Published online by Cambridge University Press: 08 March 2025
1 Habit as the Constituting Activity of Actual Existence
In the Timaeus (37 b ff.) Plato places the creation of time at the basis of the world's structure. Let me extend this demiurgic function to the Spinozist conatus, in the organisation of its own world, that is, that of its perseverance. Starting from an evaluation of the constitution of time, Spinoza leads us from his example in Ethics II, 44 Schol. via Ethics II, 18 finally to the discovery of the fundamental importance of the compositional activity proper to the conatus of the body – or to the body itself insofar as it strives to persevere in being. This leads us into the realm of Habit and the associative mecha-nisms that underlie memory and without which, Spinoza notes, the mind would be powerless.
Moreover, no one doubts but what we also imagine time, viz. from the fact that we imagine some bodies to move more slowly, or more quickly, or with the same speed.

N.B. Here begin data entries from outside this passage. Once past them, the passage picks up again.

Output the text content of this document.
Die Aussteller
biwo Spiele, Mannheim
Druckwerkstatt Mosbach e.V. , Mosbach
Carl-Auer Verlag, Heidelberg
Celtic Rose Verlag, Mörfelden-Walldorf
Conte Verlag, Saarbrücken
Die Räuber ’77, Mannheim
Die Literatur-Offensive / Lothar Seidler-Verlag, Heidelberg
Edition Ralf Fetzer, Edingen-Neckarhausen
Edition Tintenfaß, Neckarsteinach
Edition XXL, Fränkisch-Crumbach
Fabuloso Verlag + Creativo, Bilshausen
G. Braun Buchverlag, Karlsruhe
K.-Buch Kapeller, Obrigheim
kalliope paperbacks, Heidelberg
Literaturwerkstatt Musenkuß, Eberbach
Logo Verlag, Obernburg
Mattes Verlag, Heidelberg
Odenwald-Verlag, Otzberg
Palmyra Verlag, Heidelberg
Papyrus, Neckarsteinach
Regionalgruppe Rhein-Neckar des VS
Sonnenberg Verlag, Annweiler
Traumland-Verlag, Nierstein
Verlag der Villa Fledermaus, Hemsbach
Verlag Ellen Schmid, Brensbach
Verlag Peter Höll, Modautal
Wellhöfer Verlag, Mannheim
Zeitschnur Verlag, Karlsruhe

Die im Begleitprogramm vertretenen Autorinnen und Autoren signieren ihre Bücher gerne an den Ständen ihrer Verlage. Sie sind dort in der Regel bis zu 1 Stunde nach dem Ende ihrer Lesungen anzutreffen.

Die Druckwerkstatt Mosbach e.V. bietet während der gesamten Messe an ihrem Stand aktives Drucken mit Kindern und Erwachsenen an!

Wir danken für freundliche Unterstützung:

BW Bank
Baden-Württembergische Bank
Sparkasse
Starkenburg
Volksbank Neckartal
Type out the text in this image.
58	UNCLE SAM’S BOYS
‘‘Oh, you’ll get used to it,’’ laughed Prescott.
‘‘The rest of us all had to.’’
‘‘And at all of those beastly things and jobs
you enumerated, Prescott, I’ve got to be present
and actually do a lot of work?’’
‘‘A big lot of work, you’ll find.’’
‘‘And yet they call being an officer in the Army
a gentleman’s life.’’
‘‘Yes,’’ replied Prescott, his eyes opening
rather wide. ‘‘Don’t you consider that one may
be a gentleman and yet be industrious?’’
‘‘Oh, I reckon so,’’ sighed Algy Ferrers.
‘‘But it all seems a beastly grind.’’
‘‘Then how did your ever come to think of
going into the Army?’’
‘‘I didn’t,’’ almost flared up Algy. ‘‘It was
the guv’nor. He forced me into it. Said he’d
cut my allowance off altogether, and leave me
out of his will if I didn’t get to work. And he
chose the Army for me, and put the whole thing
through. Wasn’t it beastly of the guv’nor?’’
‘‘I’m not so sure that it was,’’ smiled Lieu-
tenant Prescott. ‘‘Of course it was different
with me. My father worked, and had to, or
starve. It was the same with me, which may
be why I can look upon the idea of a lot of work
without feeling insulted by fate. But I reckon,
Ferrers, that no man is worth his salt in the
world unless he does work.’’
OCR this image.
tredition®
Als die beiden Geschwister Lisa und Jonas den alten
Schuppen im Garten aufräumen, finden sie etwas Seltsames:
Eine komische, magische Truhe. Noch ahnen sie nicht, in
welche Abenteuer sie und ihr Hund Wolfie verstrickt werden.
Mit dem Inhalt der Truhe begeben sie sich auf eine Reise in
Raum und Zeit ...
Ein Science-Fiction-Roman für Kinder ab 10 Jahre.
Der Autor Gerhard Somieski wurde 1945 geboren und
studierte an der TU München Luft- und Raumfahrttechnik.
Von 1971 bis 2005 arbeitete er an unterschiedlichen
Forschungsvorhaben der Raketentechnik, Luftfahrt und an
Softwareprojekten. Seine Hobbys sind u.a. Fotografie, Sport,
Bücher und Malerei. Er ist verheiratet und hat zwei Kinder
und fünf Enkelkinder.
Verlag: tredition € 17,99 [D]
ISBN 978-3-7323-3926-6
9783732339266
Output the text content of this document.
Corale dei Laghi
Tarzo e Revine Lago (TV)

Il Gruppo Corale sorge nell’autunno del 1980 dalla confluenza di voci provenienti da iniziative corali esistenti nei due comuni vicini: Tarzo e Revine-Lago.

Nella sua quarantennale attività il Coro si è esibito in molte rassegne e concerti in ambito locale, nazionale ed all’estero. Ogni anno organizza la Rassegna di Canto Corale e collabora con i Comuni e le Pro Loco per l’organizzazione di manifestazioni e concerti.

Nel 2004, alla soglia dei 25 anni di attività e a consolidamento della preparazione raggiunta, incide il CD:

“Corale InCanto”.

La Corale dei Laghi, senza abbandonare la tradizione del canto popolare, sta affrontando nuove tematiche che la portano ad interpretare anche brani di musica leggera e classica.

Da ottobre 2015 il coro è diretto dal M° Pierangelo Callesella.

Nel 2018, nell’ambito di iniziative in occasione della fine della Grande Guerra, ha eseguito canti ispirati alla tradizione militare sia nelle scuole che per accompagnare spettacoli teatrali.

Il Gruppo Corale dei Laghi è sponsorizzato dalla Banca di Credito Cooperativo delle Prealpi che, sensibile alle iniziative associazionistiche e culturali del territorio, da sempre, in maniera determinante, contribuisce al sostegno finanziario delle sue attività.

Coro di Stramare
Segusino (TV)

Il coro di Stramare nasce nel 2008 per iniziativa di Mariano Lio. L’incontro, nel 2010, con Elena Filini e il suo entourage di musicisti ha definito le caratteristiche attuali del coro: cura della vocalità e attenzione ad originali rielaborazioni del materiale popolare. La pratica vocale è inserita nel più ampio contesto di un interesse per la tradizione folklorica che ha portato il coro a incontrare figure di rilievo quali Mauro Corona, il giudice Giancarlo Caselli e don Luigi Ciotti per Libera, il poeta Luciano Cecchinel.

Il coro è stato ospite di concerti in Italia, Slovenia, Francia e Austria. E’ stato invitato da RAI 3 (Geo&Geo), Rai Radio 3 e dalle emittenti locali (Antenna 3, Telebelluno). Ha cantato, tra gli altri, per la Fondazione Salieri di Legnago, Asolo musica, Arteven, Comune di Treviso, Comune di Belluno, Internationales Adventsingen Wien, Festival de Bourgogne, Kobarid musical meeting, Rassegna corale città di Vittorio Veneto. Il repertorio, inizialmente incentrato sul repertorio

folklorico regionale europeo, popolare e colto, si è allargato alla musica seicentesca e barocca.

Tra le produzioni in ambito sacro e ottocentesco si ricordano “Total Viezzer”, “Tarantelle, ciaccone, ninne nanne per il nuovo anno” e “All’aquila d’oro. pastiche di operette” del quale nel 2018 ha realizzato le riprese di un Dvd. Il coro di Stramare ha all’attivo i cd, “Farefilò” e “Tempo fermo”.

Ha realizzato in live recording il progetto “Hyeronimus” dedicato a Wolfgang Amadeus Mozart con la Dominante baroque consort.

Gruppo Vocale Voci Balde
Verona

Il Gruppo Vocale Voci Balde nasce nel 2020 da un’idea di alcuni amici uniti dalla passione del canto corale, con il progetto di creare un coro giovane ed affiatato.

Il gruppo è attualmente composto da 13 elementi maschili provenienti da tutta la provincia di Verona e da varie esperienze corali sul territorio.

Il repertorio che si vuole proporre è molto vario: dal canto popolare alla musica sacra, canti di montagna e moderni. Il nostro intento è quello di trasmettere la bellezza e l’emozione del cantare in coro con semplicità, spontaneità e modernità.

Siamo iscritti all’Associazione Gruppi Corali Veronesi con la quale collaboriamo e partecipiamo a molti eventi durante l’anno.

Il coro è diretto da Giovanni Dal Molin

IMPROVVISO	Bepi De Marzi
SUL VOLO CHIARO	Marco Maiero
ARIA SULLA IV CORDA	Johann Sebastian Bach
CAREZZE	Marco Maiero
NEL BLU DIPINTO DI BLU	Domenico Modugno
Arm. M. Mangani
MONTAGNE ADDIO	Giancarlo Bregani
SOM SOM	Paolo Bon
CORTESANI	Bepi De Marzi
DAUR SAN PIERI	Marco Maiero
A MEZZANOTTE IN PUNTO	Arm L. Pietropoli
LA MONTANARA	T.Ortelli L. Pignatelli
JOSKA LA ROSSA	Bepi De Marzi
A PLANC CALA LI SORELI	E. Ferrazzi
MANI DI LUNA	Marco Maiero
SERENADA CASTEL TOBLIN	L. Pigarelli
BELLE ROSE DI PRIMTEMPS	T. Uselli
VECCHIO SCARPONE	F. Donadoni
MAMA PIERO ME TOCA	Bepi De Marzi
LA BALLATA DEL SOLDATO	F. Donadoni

To imagine time is to imagine it simultaneously as outside and independent of us, while, at the same time, we imagine it as present to us, which is consistent with the definition of the mind's imaginative faculty. To imagine time in this way is thus to objectify a mode of thinking that has a necessary reality only in the (relative) confrontation of humans and nature. This exteriority and presence, however, only has meaning in the (imagined) presence of coexisting things. For the reality of time exists only through the relationship that the mind, when it imagines, establishes between bodies in motion:
to determine this duration, we compare it with the duration of other things which have a certain and determinate motion. This comparison is called time. Time, therefore, is not an affection of things, but only a mere mode of thinking, or, as we have already said, a being of reason. For it is a mode of thinking that serves to explain duration. We should also note here – since it will be of use later, when we speak of eternity – that duration is conceived as being greater or lesser, and as composed of parts, and finally, that it is only an attribute of existence, and not of essence.